Many people choose to give up a vice for Lent: coffee, sweets, Facebook, etc. The idea, as I have always understood it, is that the effort to give up these things helps us to focus on all that Jesus gave up for his forty-day journey into the desert, and his preparation for the ultimate sacrifice.
I have practiced Lent this way, but it doesn’t really work for me. My focus always tended to be on how many days were left until I could eat chocolate again, and so I gave up giving things up for a few years. Then, I took up the practice again, but this time, with a few differences.
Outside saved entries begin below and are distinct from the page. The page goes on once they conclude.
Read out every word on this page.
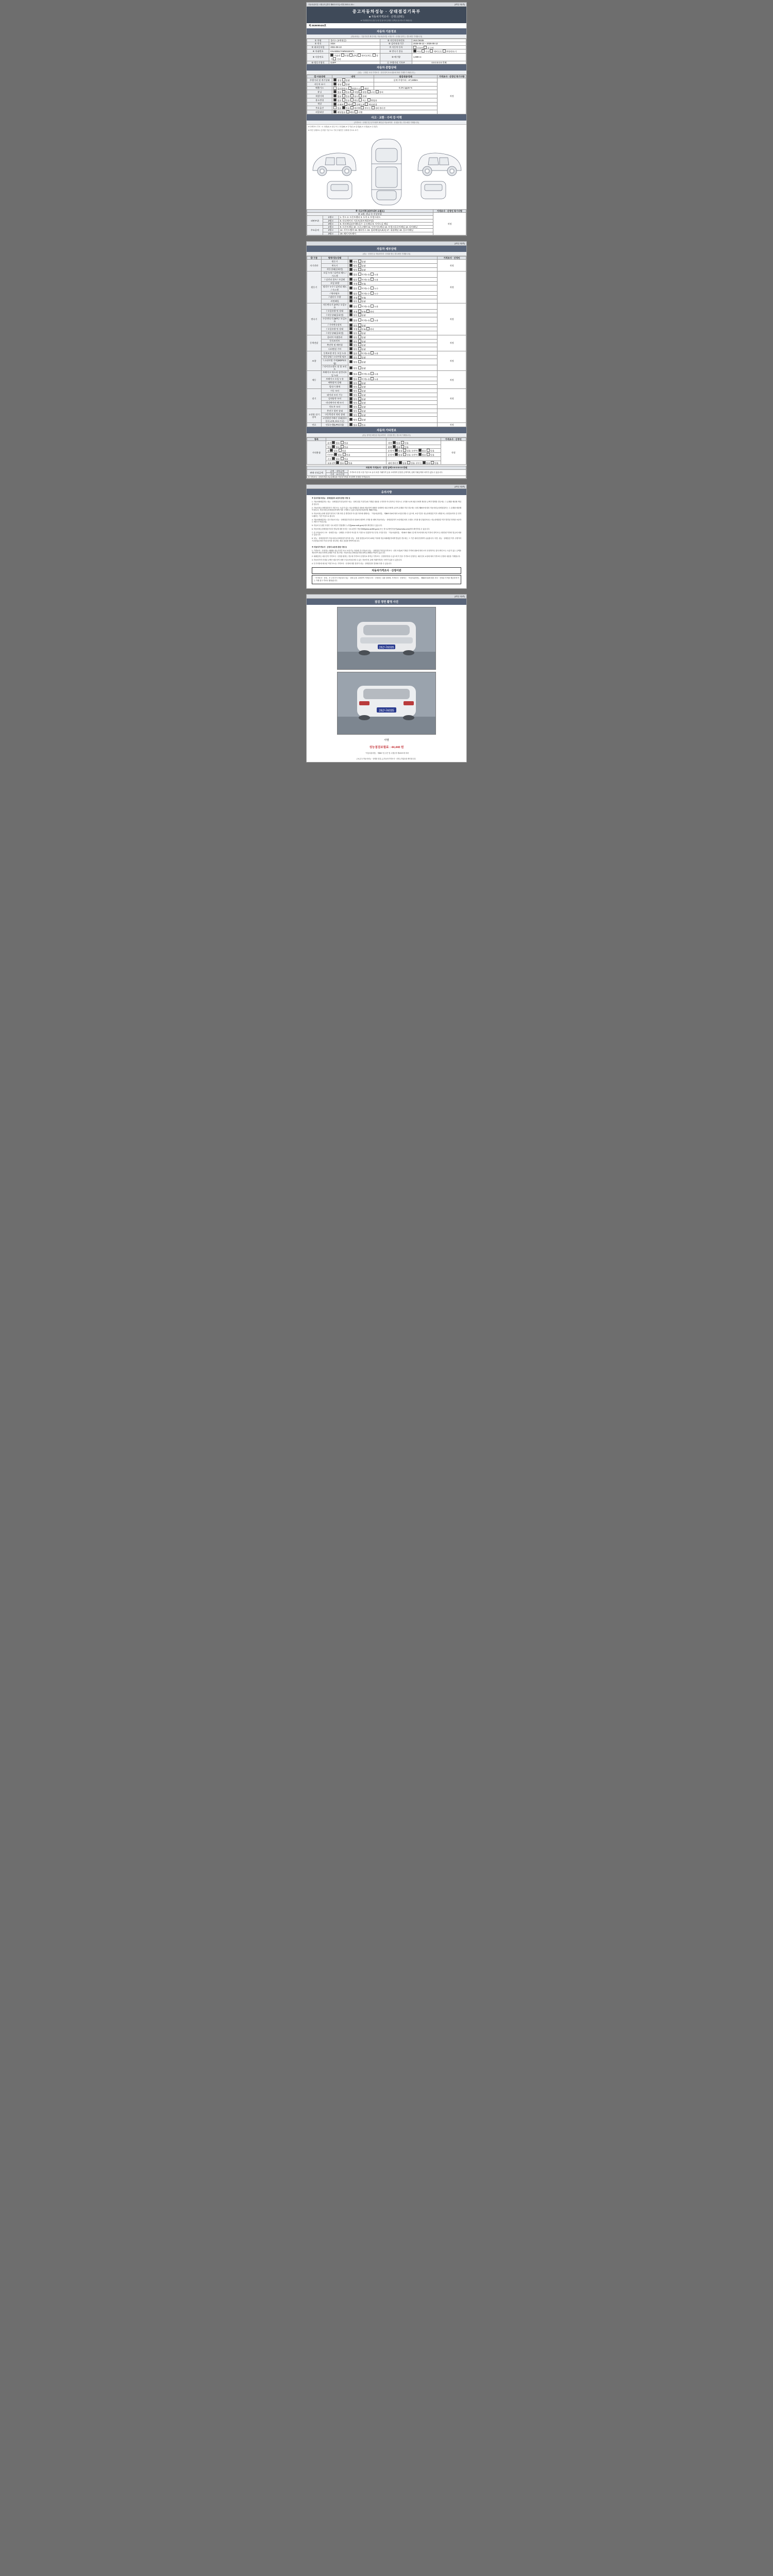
자동차관리법 시행규칙 [별지 제82호서식] <개정 2021.1.15.>	(3쪽중 제1쪽)
중고자동차성능 · 상태점검기록부
■ 자동차가격조사 · 산정 (선택 )
※ 작성방법이나 관련 규정 및 용어의 설명은 뒤쪽을 참고하시기 바랍니다.
제 2526000434호
자동차 기본정보
(자동차성능 · 기술기록부 확인사항, 자동차관리법 시행규칙 : 산정물 불이는 경우에만 기재합니다)
① 차명	쏠라스 (4세대급)	⑤ 자동차등록번호	262냐6035
② 연식	2024	⑥ 검사유효기간	2025-06-13 ~ 2026-06-12
③ 최초등록일	2021-06-13	⑦ 자동차 등록	신조차 중고차
④ 차대번호	KNAEB5171MN6150471	⑧ 변속기 종류	자동 수동 세미오토 무단변속기
⑨ 사용연료	가솔린 디젤 LPG 하이브리드 전기 기타	⑩ 배기량	1,598 cc
⑩ 원동기형식	G4FP	⑪ 주행거리 기록부	0 0 0 0 0 0 번째
자동차 종합상태
(성능 · 주행중 오차 가격조사 · 산정 항목 표시내용에 따라 기재하기 바랍니다.)
⑫ 사용상태	내역	점검내용/상태	가격조사 · 산정인 특기사항
주행거리 및 계기상태	정상 불량	실제 주행거리 : 47,183km	적정
자동차 표시	정상 불량		
배출가스	일산화탄소 탄화수소 매연	0.2% 1ppm %	
튜닝	없음 있음 적법 불법 구조 장치		
특별이력	없음 있음 침수 화재		
용도변경	없음 있음 렌트 리스 영업용		
색상	무채색 채색 전체도색 색상변경		
주요옵션	없음 있음 에어백 썬루프 내비게이션		
리콜대상	해당없음 해당 이행		
사고 · 교환 · 수리 등 이력
(가격조사 · 산정인 및 특기사항이 확인된 자동차이력 · 산정을 받는 경우에만 기재합니다)
※ 상태표시 부호 : ① 교환(X) ② 판금 또는 용접(W) ③ 부식(C) ④ 흠집(A) ⑤ 요철(U) ⑥ 손상(T)
※ 하단 상태표시 숫자를 기준으로 기록 부위만은 상태에 부호로 표기
※ 사고이력 (외부/내부 요철도)			가격조사 · 산정인 특기사항
※ 교환, 판금 등 이상부위			적정
외판부위	1랭크	1. 후드 2. 프론트휀더 3. 도어 4. 트렁크리드	
	2랭크	5. 라디에이터 서포트(볼트체결부품)	
	3랭크	6. 쿼터패널(리어휀더) 7. 루프패널 8. 사이드실 패널	
주요골격	1랭크	9. 프론트패널 10. 크로스멤버 11. 인사이드패널 12. 트렁크플로어패널 13. 리어패널	
	2랭크	14. 사이드멤버 15. 휠하우스 16. 필러패널(A,B,C) 17. 대쉬패널 18. 플로어패널	
	3랭크	19. 패키지트레이	
(3쪽중 제2쪽)
자동차 세부상태
(성능 · 산정인 등 자동차이력 · 산정을 받는 경우에만 기재합니다)
⑬ 구분	항목/성능상태		가격조사 · 산정인
자기진단	원동기	양호 불량	적정
	변속기	양호 불량	
	작동상태(공회전)	양호 불량	
원동기	오일 누유 / 실린더 헤드 / 가스켓	없음 미세누유 누유	적정
	/ 실린더 블록 / 오일팬	없음 미세누유 누유	
	오일 유량	적정 부족	
	냉각수 누수 / 실린더 헤드 / 가스켓	없음 미세누수 누수	
	/ 워터펌프	없음 미세누수 누수	
	/ 냉각수 수량	적정 부족	
	커먼레일	양호 불량	
변속기	자동변속기 (A/T) / 오일누유	없음 미세누유 누유	적정
	/ 오일유량 및 상태	적정 부족 과다	
	/ 작동상태(공회전)	양호 불량	
	수동변속기 (M/T) / 오일누유	없음 미세누유 누유	
	/ 기어변속장치	양호 불량	
	/ 오일유량 및 상태	적정 부족 과다	
	/ 작동상태(공회전)	양호 불량	
동력전달	클러치 어셈블리	양호 불량	적정
	등속조인트	양호 불량	
	추진축 및 베어링	양호 불량	
	디퍼렌셜 기어	양호 불량	
조향	동력조향 작동 오일 누유	없음 미세누유 누유	적정
	작동상태 / 스티어링 펌프	양호 불량	
	/ 스티어링 기어(MDPS포함)	양호 불량	
	/ 타이로드엔드 및 볼 조인트	양호 불량	
제동	브레이크 마스터 실린더오일 누유	없음 미세누유 누유	적정
	브레이크 오일 누유	없음 미세누유 누유	
	배력장치 상태	양호 불량	
	발전기 출력	양호 불량	
전기	시동 모터	양호 불량	적정
	와이퍼 모터 기능	양호 불량	
	실내송풍 모터	양호 불량	
	라디에이터 팬 모터	양호 불량	
	윈도우 모터	양호 불량	
고전원 전기장치	충전구 절연 상태	양호 불량	
	구동축전지 격리 상태	양호 불량	
	고전원전기배선 상태(접속단자,피복,보호기구)	양호 불량	
연료	연료누출(LPG포함)	없음 있음	적정
자동차 기타정보
(성능 항목중 확인된 자동차이력 · 산정을 받는 경우에 기재합니다)
항목			가격조사 · 산정인
사내용품	유리 없음 있음	내장 없음 있음	적정
	열선 없음 있음	광택 없음 있음	
	룸 없음 있음	운전석 없음 있음 동반석 없음 있음	
	타이어 없음 있음	운전석 없음 있음 동반석 없음 있음	
	속도 없음 있음		
	보유내역 없음 있음	네비게이션 없음 있음 선루프 없음 있음	
자동차 가격조사 · 산정 금액 0 0 0 0 0 0 만원
판매·산정금액	금액 · 내역금액	가격조사·산정 시점 기준으로 유사 차종 거래가격 등을 고려하여 산정한 금액이며, 실제 거래금액과 차이가 있을 수 있습니다.
가격 · 조사산정
※ 가격조사 · 산정자격을 보유업체일을 자동차가격을 조사하여 산정한 가격입니다.
(3쪽중 제3쪽)
유의사항
※ 중고자동차성능 · 상태점검의 보증에 관한 사항 등
1. 자동차매매업자는 성능 · 상태점검기록부(이하 '성능 · 상태 점검 기록부')에 기재된 내용을 고지하지 아니하거나 거짓으로 고지할으로써 매수인에게 재산상 금액가 발생한 경우에는 그 손해를 배상할 책임을 집니다.
2. 자동차성능상태점검자가 거짓 또는 오류가 있는 성능상태점검 내용을 제공하여 대배의 상대방인 매수인에게 금전적 손해를 끼친 경우에는 상법 제69조에 따라 자동차성능상태점검자는 그 손해를 배상해야 합니다. 자동차성능상태점검자에게 이를 구성할 수 있습니다(자동차관리법 제58조의4).
3. 자동차성능상태 점검기록부의 기재 사항 중 발견되지 아니한 하자에 대해서는 「자동차관리법」 제58조의4에 따라 보증을 받을 수 있으며, 보증기간은 성능상태점검 이후 1개월 또는 2천킬로미터 중 먼저 도래하는 기간 이상으로 합니다.
4. 자동차매매업자는 중고자동차 성능 · 상태점검기록부의 내용에 대하여 고객을 볼 때에 자동차성능 · 상태점검자가 보증범위 외의 고장을 고지를 합니다(단서로는 성능상태점검 이후 발견된 하자를 보증하는 제도가 아닙니다).
5. 자동차 선 관련 사항은 국토교통부 민원센터 누리집(www.molit.go.kr)에서 확인할 수 있습니다.
6. 자동차성능상태점검기록부 발급에 대한 문의는 국토교통부 자동차365(www.car365.go.kr) 또는 한국교통안전공단(www.kotsa.or.kr)에서 확인하실 수 있습니다.
7. 중고자동차의 구조 · 장치별 성능 · 상태를 고지하지 아니한 자 거짓으로 점검하거나 부정 고지한 경우 「자동차관리법」 제 80조 제6호 및 제 7호에 따라 2년 이하의 징역 또는 2천만원 이하의 벌금에 처할 수 있습니다.
8. 성능 · 상태점검자가 자동차성능상태점검기록부를 성능 · 상태 점검일로부터 120일 이내에 자동차매매업자에게 발급한 경우에는 그 기간 내에 한정하여 유효합니다. 다만, 성능 · 상태점검 이후 주행거리가 2천킬로미터 이상 증가한 경우에는 새로 점검을 받아야 합니다.
※ 자동차가격조사 · 산정의 보증에 관한 사항 등
1. 가격조사 · 산정자는 매매용 성능기록부 표시 보증기능 아내에 중고자동차 성능 · 상태점검기록부(가격조사 · 산정 포함)에 기재된 가격에 내용에 따라 조사 산정하거나 검사 확인 또는 오류가 있는 금액을 제시하여 매수인에게 손해를 끼친 경우에는 자동차성능상태점검자와 함께 손해배상 책임이 있습니다.
2. 매매업자는 매수인이 가격조사 · 산정을 원하는 경우에 가격조사 산정자로 하여금 가격조사 · 산정하게 할 수 있으며 이 경우 가격조사 산정자는 매수인의 요청에 따라 가격조사 산정의 내용을 기재합니다.
3. 자동차가격 산정된 금액은 매수인이 차량 구입시에 참고할 수 있는 자료이며, 실제 거래가격과는 차이가 있을 수 있습니다.
4. 특기사항에 체크된 '적정' 표시는 가격조사 · 산정에 대한 결과가 성능 · 상태점검의 결과와 다를 수 있습니다.
자동차가격조사 · 산정이란
「가격조사 · 산정」은 고지가기 자동차의 성능 · 상태 등을 고려하여 가격을 조사 · 산정하는 것을 말하며, 가격조사 · 산정자는 「자동차관리법」 제58조의4에 따라 조사 · 산정된 가격을 제공하며 이는 거래 참고 자료로 활용됩니다.
(3쪽중 제3쪽)
점검 정면 촬영 사진
262나6035
262나6035
서명
성능점검보험료 : 44,440 원
「자동차관리법」 제58조 및 같은 법 시행규칙 제120조에 따라
[ ¥ ] 중고자동차성능 · 상태를 점검, [ ] 자동차가격조사 · 산정 ) 하였음을 확인합니다.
I decided to give up behaviors that prevented me from walking God’s path and replace them with positive behaviors, and, though I would start this practice at Lent, I would try to carry it with me throughout the rest of the year. Last year, I essayed to give up judging others, particularly focusing on all those little judgments, like “who wore it best” or “who accomplished the most at work” or “who is more generous of their time and talents?” It was incredibly freeing.
In addition to letting go of my judgment of others, I also let go of my own judgment of myself by comparison with others. Of course, as with so many resolutions, I got further from my goal throughout the year, so this Lent, when I read this passage from Romans, I was recalled to last year’s Lenten intention. If we leave judgment to the omniscient Creator, we will be unencumbered by jealousy or fear of failure, and we are completely free to walk the wondrous path God has set for us.